A aprovação gerou um princípio de confusão entre os deputados Rogério Correa (PT-MG), Alfredo Gaspar (União-AL), Evair de Melo (PP-ES) e Luiz Lima (Novo-RJ). A sessão precisou ser interrompida e a transmissão da TV Senado foi suspensa.

O pedido para a quebra dos sigilos e a elaboração de relatórios de inteligência financeira (RIF) foi feito pelo relator Alfredo Gaspar. A medida tem como base citações a Lulinha em investigações da Polícia Federal (PF) e da Controladoria-Geral da União (CGU) no âmbito da Operação Sem Desconto.

Operação Sem Desconto

Essa operação investiga um esquema de descontos não autorizados que prejudicou milhões de aposentados e pensionistas em todo o país. Mensagens extraídas do celular de Antônio Carlos Camilo Antunes, o Careca do INSS, apontam para um repasse de R$ 300 mil para “o filho do rapaz”, que seria uma referência a Lulinha, segundo os investigadores.

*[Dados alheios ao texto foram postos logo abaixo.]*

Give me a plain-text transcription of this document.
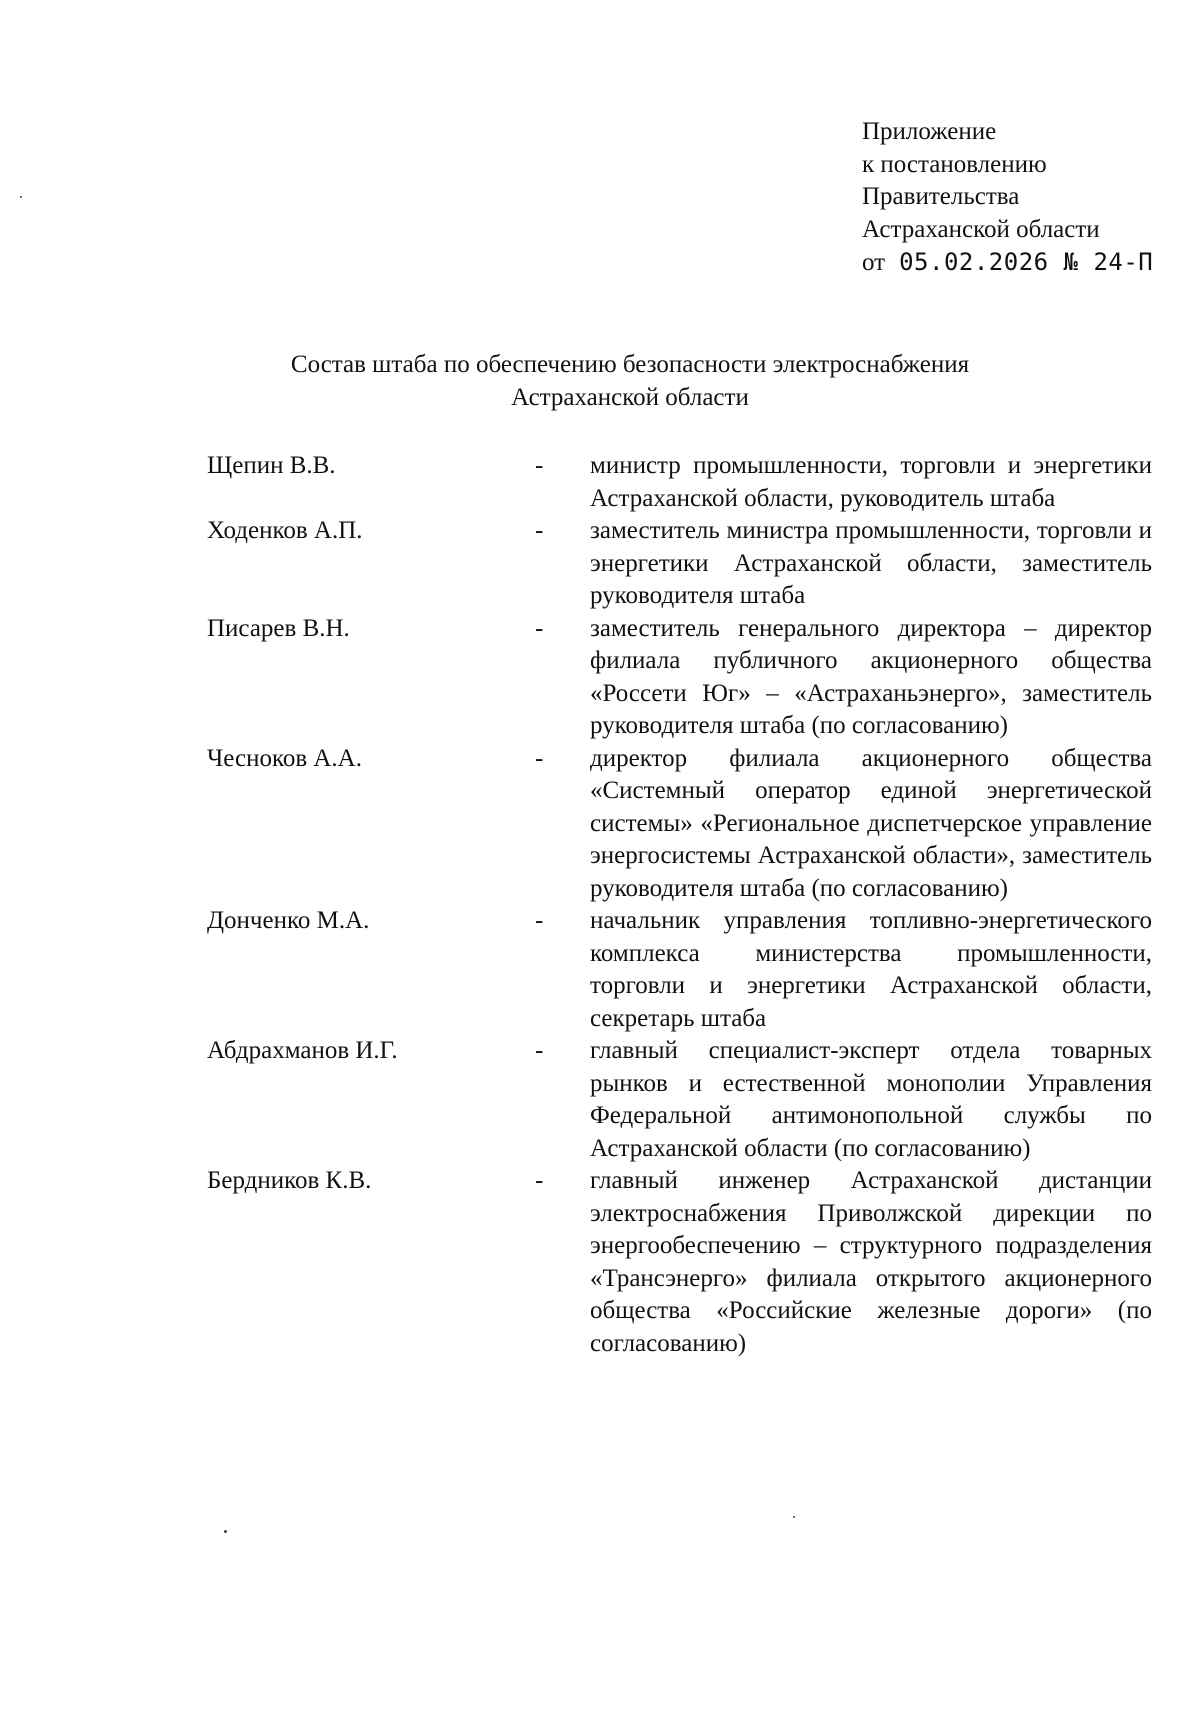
Приложение
к постановлению
Правительства
Астраханской области
от 05.02.2026 № 24-П
Состав штаба по обеспечению безопасности электроснабжения
Астраханской области
Щепин В.В.	-	министр промышленности, торговли и энергетики Астраханской области, руководитель штаба
Ходенков А.П.	-	заместитель министра промышленности, торговли и энергетики Астраханской области, заместитель руководителя штаба
Писарев В.Н.	-	заместитель генерального директора – директор филиала публичного акционерного общества «Россети Юг» – «Астраханьэнерго», заместитель руководителя штаба (по согласованию)
Чесноков А.А.	-	директор филиала акционерного общества «Системный оператор единой энергетической системы» «Региональное диспетчерское управление энергосистемы Астраханской области», заместитель руководителя штаба (по согласованию)
Донченко М.А.	-	начальник управления топливно-энергетического комплекса министерства промышленности, торговли и энергетики Астраханской области, секретарь штаба
Абдрахманов И.Г.	-	главный специалист-эксперт отдела товарных рынков и естественной монополии Управления Федеральной антимонопольной службы по Астраханской области (по согласованию)
Бердников К.В.	-	главный инженер Астраханской дистанции электроснабжения Приволжской дирекции по энергообеспечению – структурного подразделения «Трансэнерго» филиала открытого акционерного общества «Российские железные дороги» (по согласованию)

“A quebra dos sigilos bancário e fiscal, bem como o acesso ao Relatório de Inteligência Financeira (RIF) de Fabio Luis Lula da Silva, tornam-se imperativos técnicos para a CPMI do INSS”, justificou o deputado Alfredo Gaspar.

Defesa de Lulinha se manifesta

Em nota, a defesa de Lulinha negou qualquer envolvimento do cliente com as fraudes investigadas. O advogado Guilherme Suguimori Santos informou que solicitou acesso à investigação ao Supremo Tribunal Federal (STF) e que Silva se colocou à disposição para prestar esclarecimentos.

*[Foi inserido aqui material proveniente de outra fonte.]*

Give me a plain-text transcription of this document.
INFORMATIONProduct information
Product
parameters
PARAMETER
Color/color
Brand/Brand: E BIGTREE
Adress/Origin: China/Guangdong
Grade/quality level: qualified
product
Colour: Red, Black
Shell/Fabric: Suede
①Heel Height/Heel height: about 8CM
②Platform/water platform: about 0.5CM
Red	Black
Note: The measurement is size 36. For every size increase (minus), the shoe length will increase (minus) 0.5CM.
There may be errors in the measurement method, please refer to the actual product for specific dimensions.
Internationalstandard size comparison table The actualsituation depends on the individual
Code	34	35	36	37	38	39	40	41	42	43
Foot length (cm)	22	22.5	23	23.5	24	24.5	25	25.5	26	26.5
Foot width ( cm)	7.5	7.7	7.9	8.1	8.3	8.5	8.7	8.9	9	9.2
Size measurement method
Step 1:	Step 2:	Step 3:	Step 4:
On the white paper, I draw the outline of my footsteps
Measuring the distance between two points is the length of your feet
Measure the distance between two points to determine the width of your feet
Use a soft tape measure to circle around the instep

Além da quebra de sigilo de Lulinha, a CPMI aprovou outros 86 requerimentos, incluindo a quebra de sigilo do Banco Master e convocações de novas testemunhas, como o ex-executivo do banco, Augusto Ferreira Lima. Também foram aprovadas as convocações do ex-deputado André Moura e da empresária Danielle Miranda Fontelles.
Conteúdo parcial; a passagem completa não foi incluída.